Federal and state consumer protection watchdogs on Wednesday took aim at lawyers, filing more than three dozen suits targeting law firms and other entities for running illegal foreclosure relief scams.
The nationwide enforcement sweep, dubbed Operation Mis-Modification, was led by the Federal Trade Commission, the Consumer Financial Protection Bureau and attorneys general or other regulators from 15 states including New York, Florida and Michigan.
The suits—six by the FTC, three by the CFPB and 32 by the state attorneys general—make similar allegations: lawyers or other scammers charged illegal advance fees for services and falsely promised to prevent foreclosures or renegotiate troubled mortgages.
The defendants “prey on distressed homeowners,” Katie Fallow, deputy director for consumer protection at the FTC, told reporters on a conference call. “These schemes collect hundreds or thousands of consumers’ last dollars in advance fees based on false promises that they will help modify homeowners’ mortgages or prevent foreclosure.”
The agencies are seeking compensation for victims, civil fines and injunctions, and in some cases have also secured temporary restraining orders freezing the firms’ assets.
“The defendants disguised their false promises of foreclosure relief for struggling homeowners with claims that they were performing legal work,” according to the CFPB. “These tactics are used by foreclosure relief scams to attract victims, add credibility to their schemes, or exploit certain legal exemptions for the practice of law.”
Both agencies have gone after lawyers for similar misconduct before.

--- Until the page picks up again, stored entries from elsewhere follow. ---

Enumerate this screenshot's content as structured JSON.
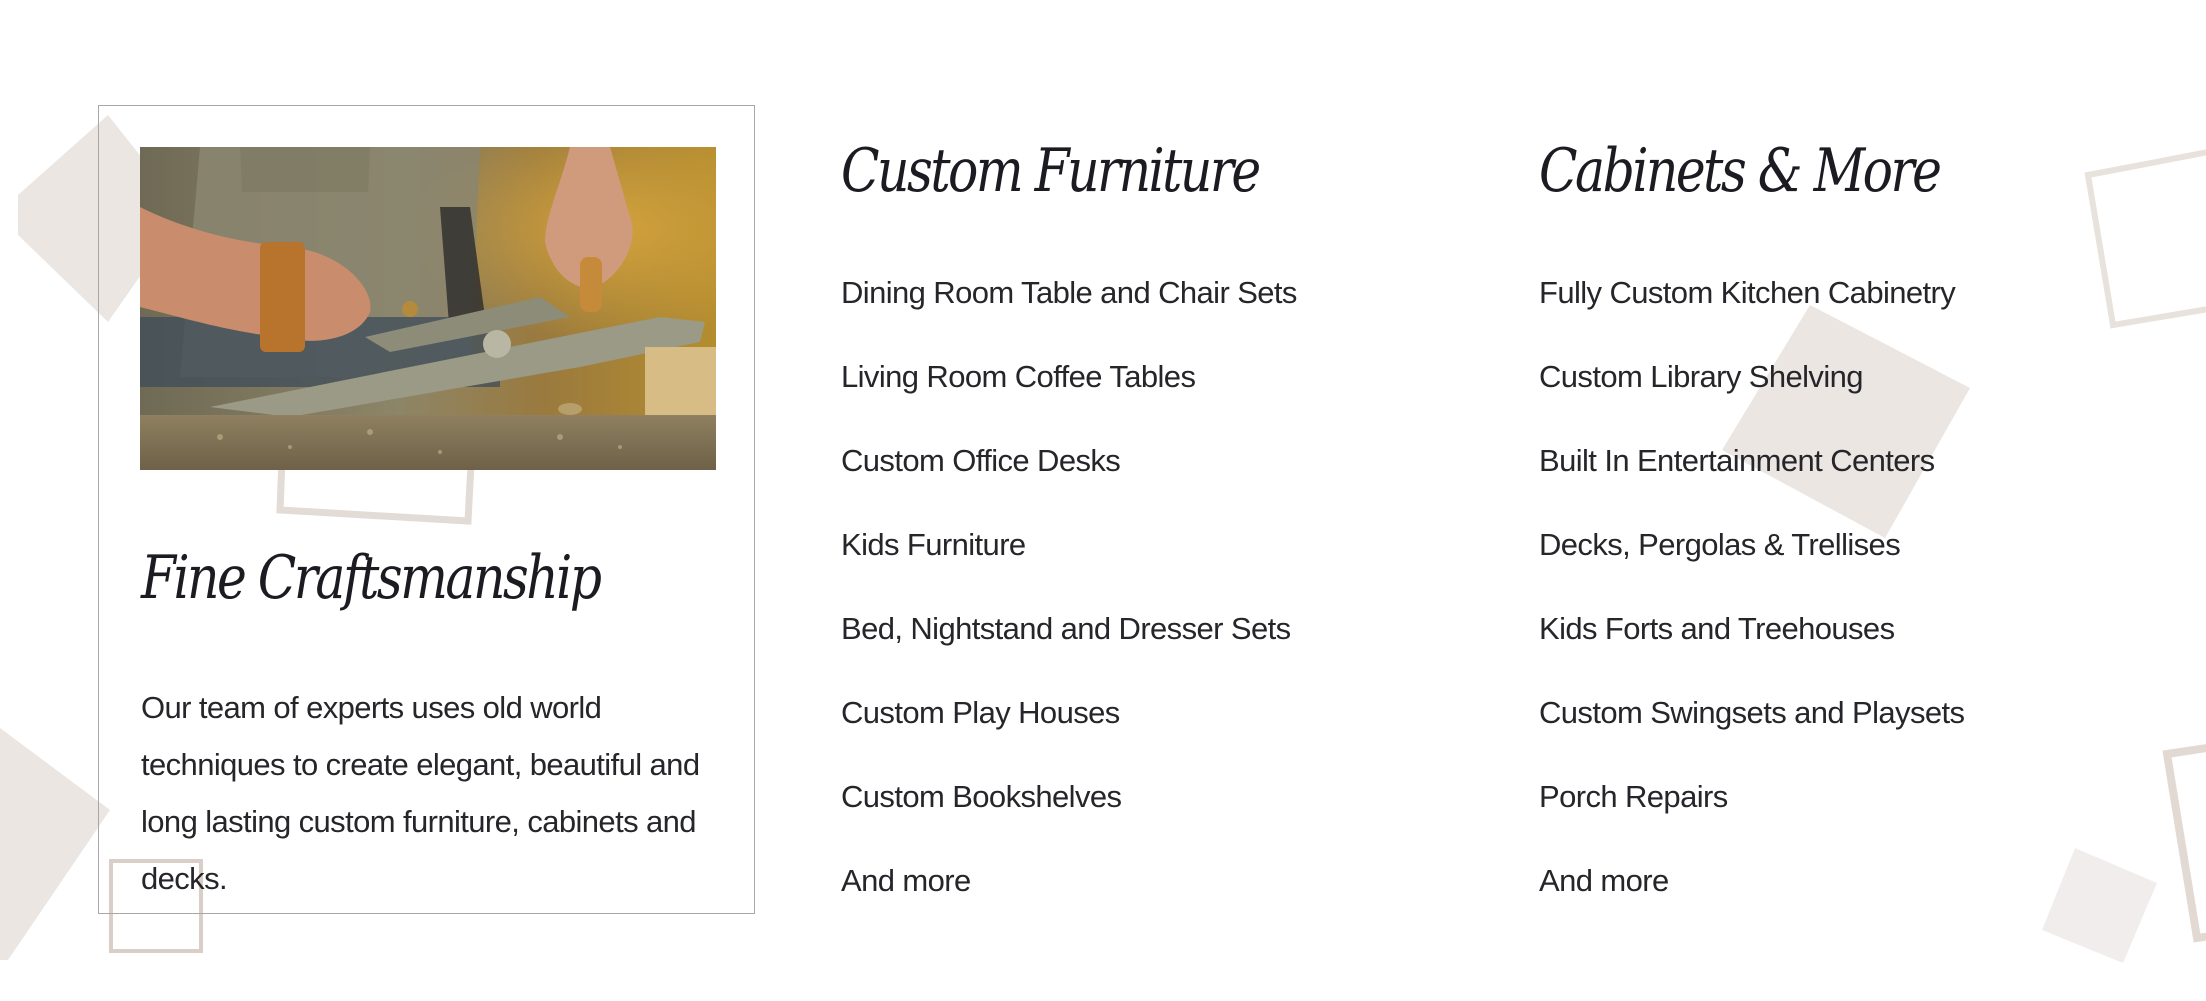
{
  "card": {
    "image_alt": "Craftsman using a hand plane on wood",
    "title": "Fine Craftsmanship",
    "description": "Our team of experts uses old world techniques to create elegant, beautiful and long lasting custom furniture, cabinets and decks."
  },
  "columns": [
    {
      "title": "Custom Furniture",
      "items": [
        "Dining Room Table and Chair Sets",
        "Living Room Coffee Tables",
        "Custom Office Desks",
        "Kids Furniture",
        "Bed, Nightstand and Dresser Sets",
        "Custom Play Houses",
        "Custom Bookshelves",
        "And more"
      ]
    },
    {
      "title": "Cabinets & More",
      "items": [
        "Fully Custom Kitchen Cabinetry",
        "Custom Library Shelving",
        "Built In Entertainment Centers",
        "Decks, Pergolas & Trellises",
        "Kids Forts and Treehouses",
        "Custom Swingsets and Playsets",
        "Porch Repairs",
        "And more"
      ]
    }
  ],
  "colors": {
    "text": "#25252a",
    "heading": "#1c1b22",
    "card_border": "#a9a6a6",
    "decor_fill": "#ebe6e2",
    "decor_fill_light": "#f1eded",
    "decor_stroke": "#e3dbd5"
  }
}
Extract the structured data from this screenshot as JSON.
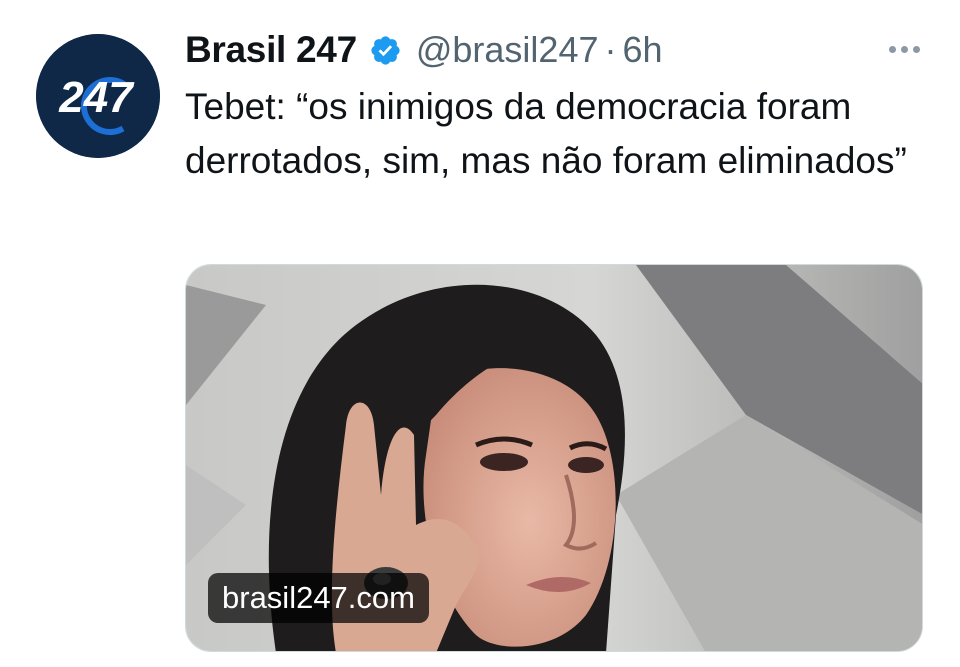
{
  "tweet": {
    "display_name": "Brasil 247",
    "handle": "@brasil247",
    "separator": "·",
    "time": "6h",
    "text": "Tebet: “os inimigos da democracia foram derrotados, sim, mas não foram eliminados”",
    "avatar_logo": "247",
    "icons": {
      "verified": "verified-badge-icon",
      "more": "more-options-icon"
    },
    "media": {
      "domain": "brasil247.com"
    }
  },
  "colors": {
    "verified_blue": "#1d9bf0",
    "text": "#0f1419",
    "secondary_text": "#536471",
    "avatar_bg": "#0f2848"
  }
}
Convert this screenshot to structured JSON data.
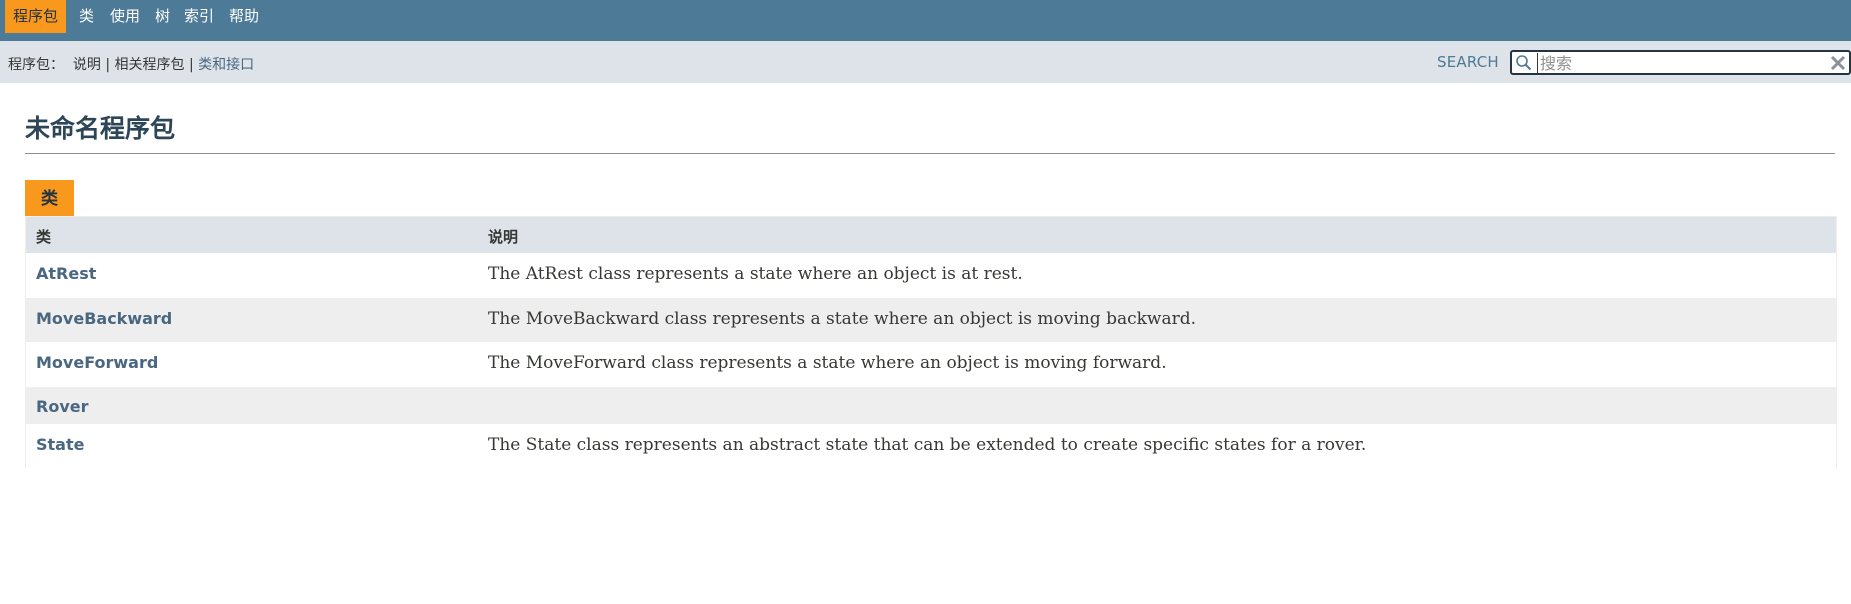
{
  "top_nav": {
    "items": [
      "程序包",
      "类",
      "使用",
      "树",
      "索引",
      "帮助"
    ],
    "active_index": 0
  },
  "sub_nav": {
    "prefix": "程序包：",
    "links": [
      "说明",
      "相关程序包",
      "类和接口"
    ],
    "separator": "|"
  },
  "search": {
    "label": "SEARCH",
    "placeholder": "搜索",
    "value": ""
  },
  "page": {
    "title": "未命名程序包"
  },
  "class_summary": {
    "caption": "类",
    "headers": {
      "class": "类",
      "description": "说明"
    },
    "rows": [
      {
        "name": "AtRest",
        "description": "The AtRest class represents a state where an object is at rest."
      },
      {
        "name": "MoveBackward",
        "description": "The MoveBackward class represents a state where an object is moving backward."
      },
      {
        "name": "MoveForward",
        "description": "The MoveForward class represents a state where an object is moving forward."
      },
      {
        "name": "Rover",
        "description": ""
      },
      {
        "name": "State",
        "description": "The State class represents an abstract state that can be extended to create specific states for a rover."
      }
    ]
  },
  "colors": {
    "nav_bar": "#4d7a97",
    "active_tab": "#f8981d",
    "sub_nav": "#dee3e9",
    "link": "#4a6782",
    "title": "#2c4557",
    "stripe": "#eeeeee"
  },
  "icons": {
    "search": "magnifier-icon",
    "reset": "close-x-icon"
  }
}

The CFPB’s first enforcement action of any kind was against the Gordon Law Firm in Los Angeles in 2012 for an alleged foreclosure relief scam (the case is now pending in the U.S. Court of Appeals for the Ninth Circuit). The FTC has brought 48 actions against companies peddling fraudulent mortgage relief schemes since 2008.
The two agencies share jurisdiction for policing such frauds. Their goal, Fallow said, is to “allocate our resources efficiently and send a message that there are multiple cops on the beat.”
The FTC’s targets include Draper, Utah-based Danielson Law Group, which on its Facebook page bills itself as “The law firm for real people… Like you!” According to the FTC, the firm convinced consumers to pay advance fees ranging from $500 to $3,900, touting a success rate that topped 90 percent. In all, the firm took more than $35 million from distressed homeowners, the FTC said.
In a complaint filed in Nevada federal court, the FTC said the “defendants have provided little, if any, meaningful assistance to modify or prevent foreclosure.” The suit named principals Philip Danielson, Tony Norton, Sean Coberly, Tanya Hawkins, Chad VanSickle and Jennifer Danielson. A representative for the firm was not immediately reached for comment Wednesday.
The FTC also sued Jacksonville, Fla.-based Lanier Law. Since 2011, the FTC alleged in a complaint filed in U.S. District Court for the Middle District of Florida, the firm “preyed on financially distressed homeowners by luring them into paying upfront fees and other fees with promises that they will receive legal representation from foreclosure defense attorneys.”
Clients shelled out $1,000 to $4,000 up front but often never met or spoke to an attorney licensed in the state where they lived and received “little or no service,” according to the FTC.
Owner Michael Lanier, who was suspended by the Florida State Bar in July 2013, could not be reached for comment.
The CFPB turned its firepower on the Mortgage Law Group and Consumer First Legal Group, which allegedly took in over $19.2 million in fees from over 10,000 distressed homeowners nationwide. The firms have ceased operations, but the CFPB in its suit filed in U.S. District Court for the Western District of Wisconsin wants consumer redress and permanent injunctive relief against principals Thomas Macey, Jeffrey Aleman, Jason Searns and Harold Stafford.
The CFPB also sued the Hoffman Law Group, which since 2012 has allegedly accepted more than $5 million in upfront fees.
Working with the Florida attorney general, the agency alleged that the Palm Beach-based firm convinced consumers to “pay for the opportunity to be included as a plaintiff in so-called ‘mass-joinder’ lawsuits against their lenders,” and falsely promised the lawsuits would induce banks to give them mortgage modifications or foreclosure relief.
Consumers typically paid $6,000 up front and followed by a $495 monthly fee but the CFPB said the defendants often never even contacted the lenders, leaving homeowners in default or facing foreclosure.
In addition, the CFPB in a suit filed in the Central District of California went after three individuals, Stephen Siringoringo, Alfred Clausen, Joshua Cobb, and a corporation, Clausen & Cobb Management Company Inc., for deceptive loan modification operations. The alleged misconduct was referred to the CFPB by the California State Bar.
Along with the FTC and CFPB, attorneys general from the following states participated in the sweep: Arizona, Delaware, Florida, Indiana, Illinois, Kansas, Louisiana, Maryland, Michigan, New Mexico, New York, North Carolina, Ohio, Washington and Wisconsin.
The Maryland Commissioner of Financial Regulation and the Washington State Department of Financial Institutions also participated.